Well, it's never not been about the economy. But whenever politicians and the media talk about the economy, they use the term in both the most parochial and obfuscating manner possible.
It was, of course, the defining moment and image of Bill Clinton's campaign. James Carvill's slogan served as a reminder to his candidate that whatever Bush Sr.'s superior resume on foreign policy, the country was in a recession and all the Gulf War victories in the world didn't really matter to Joe Sixpack if he didn't have a job.
True enough, as far as it goes.
But this rhetoric conceals the fact that the wars (both Bush Sr.'s and Jr.'s) are about the economy. They are about enriching corporations at the expense of human rights, human life, the environment, and longterm planning about what kind of country we want this to be.
To divorce issues like war and social justice and the environment from "the economy" serves politicians and the media well. Because it ultimately really serves the status quo, and mainstream politics of whatever stripe is really about status quo-ism. So they pretend that "the economy" means that the subprime mortgage market doesn't tank or that people can afford their prescriptions.
It does mean those things. And those things are vitally important. But until we start seeing these economic issues as related to the economic structures that are poisoning the atmosphere, putting workers in unsafe conditions, starting wars, and shifting the tax burden down the social ladder, we're not going to make much progress.
The economy doesn't start and stop with one's own bank account. Pretending that it does only enables the tacit alliance between government and corporations.
5 Comments:
How much are we spending on the War in Iraq, per month?
How much is the stimulus package Bush is parading about? Like ~$140 Million?
I think most people seem to forget that the Iraq war was never really budgeted. They dont have to report the amounts they spend against the federal budget, but just appropriate in and then scream bloody murder when people DARE to think 'Hey, maybe we could use this $100 billion for, oh I dont know, something else?' Or better yet, "why not make this part of the budget and stand by it so EVERYBODY knows how much we're spending on this war and not on tax relief, infrastructure, dulling the mortgage crisis, fixing health care, or defending our planet from hostile alien invasion..."
War is definitely part of "The Economy".
You, good sir, dark master of the forgotten home-erotic Mexican rituals of doom, have earned yourself the sage nod and slow clap.
(nod)
(slow clap)
Benticore
Out
By Benticore, at 11:08 AM
oh! and Respek Knuckles...
can't forget those
http://www.infonexus.com/respek-knuckles.gif
Much RESPEK!
Benticore
Out
By Benticore, at 11:13 AM
A slow clap and a dap? That's all I need in life.

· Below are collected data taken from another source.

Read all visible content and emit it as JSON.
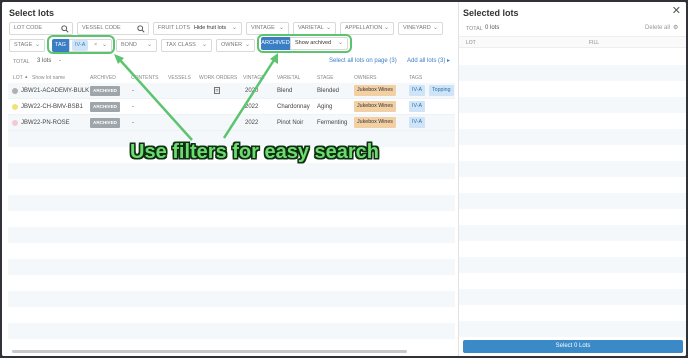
{
  "left": {
    "title": "Select lots",
    "filters": {
      "lot_code_placeholder": "LOT CODE",
      "vessel_code_placeholder": "VESSEL CODE",
      "fruit_lots_label": "FRUIT LOTS",
      "fruit_lots_value": "Hide fruit lots",
      "vintage_label": "VINTAGE",
      "varietal_label": "VARIETAL",
      "appellation_label": "APPELLATION",
      "vineyard_label": "VINEYARD",
      "stage_label": "STAGE",
      "tag_label": "TAG",
      "tag_value": "IV-A",
      "bond_label": "BOND",
      "tax_class_label": "TAX CLASS",
      "owner_label": "OWNER",
      "archived_label": "ARCHIVED",
      "archived_value": "Show archived"
    },
    "summary": {
      "total_label": "TOTAL",
      "total_value": "3 lots",
      "dash": "-",
      "select_page_link": "Select all lots on page (3)",
      "add_all_link": "Add all lots (3)"
    },
    "columns": {
      "lot": "LOT",
      "show_lot_name": "Show lot name",
      "archived": "ARCHIVED",
      "contents": "CONTENTS",
      "vessels": "VESSELS",
      "work_orders": "WORK ORDERS",
      "vintage": "VINTAGE",
      "varietal": "VARIETAL",
      "stage": "STAGE",
      "owners": "OWNERS",
      "tags": "TAGS"
    },
    "rows": [
      {
        "lot": "JBW21-ACADEMY-BULK",
        "archived": "ARCHIVED",
        "contents": "-",
        "vintage": "2020",
        "varietal": "Blend",
        "stage": "Blended",
        "owner": "Jukebox Wines",
        "tag": "IV-A",
        "tag2": "Topping",
        "dot_color": "#b0b0b0"
      },
      {
        "lot": "JBW22-CH-BMV-BSB1",
        "archived": "ARCHIVED",
        "contents": "-",
        "vintage": "2022",
        "varietal": "Chardonnay",
        "stage": "Aging",
        "owner": "Jukebox Wines",
        "tag": "IV-A",
        "tag2": "",
        "dot_color": "#f0e27a"
      },
      {
        "lot": "JBW22-PN-ROSE",
        "archived": "ARCHIVED",
        "contents": "-",
        "vintage": "2022",
        "varietal": "Pinot Noir",
        "stage": "Fermenting",
        "owner": "Jukebox Wines",
        "tag": "IV-A",
        "tag2": "",
        "dot_color": "#f4c9d6"
      }
    ],
    "annotation": "Use filters for easy search"
  },
  "right": {
    "title": "Selected lots",
    "total_label": "TOTAL",
    "total_value": "0 lots",
    "delete_all": "Delete all",
    "col_lot": "LOT",
    "col_fill": "FILL",
    "select_button": "Select 0 Lots"
  },
  "colors": {
    "accent_blue": "#3a7fc4",
    "highlight_green": "#5cc36e"
  }
}
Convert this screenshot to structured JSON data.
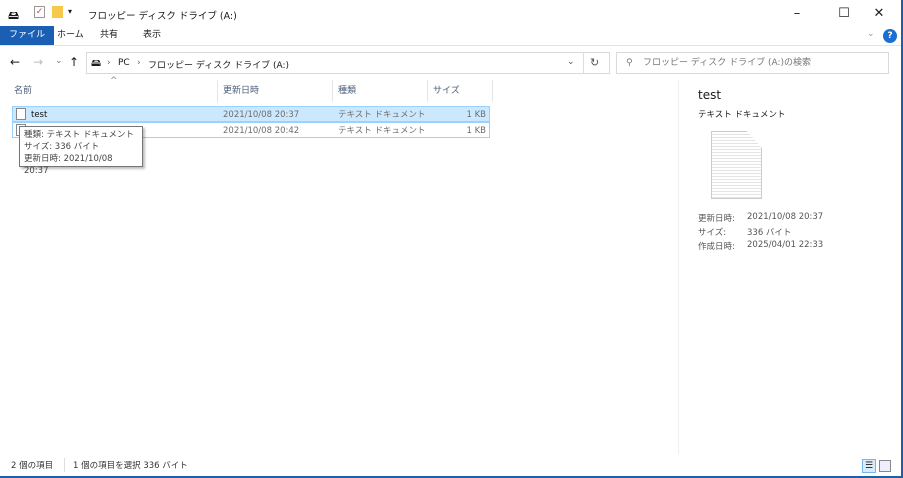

Great point about the war not even being budgeted for (talk about your voodoo economics...). And with all the money we've spent, how much freaking national security could we have purchased? If we'd spent that on medicine, schools, infrastructure, hospitals in the middle east, I think people would be a whole helluva lot less inclined to blow us up than if we go over there and shoot at them and torture them. Hell, for what we're spending we'd get a better result just dropping cash out of airplanes.
By Anonymous, at 12:54 PM
I've noticed an increase in stolen property on http://www.stolen-property.com/ showing people are getting pretty desperate.
The "advantage" the U.S. has is that it has the most powerful military in the world so when geopolitical positioning, economics or diplomacy doesn't go its way it can do as it pleases in order to enforce its economic will with a fist.
Money is an invention. Death is forever.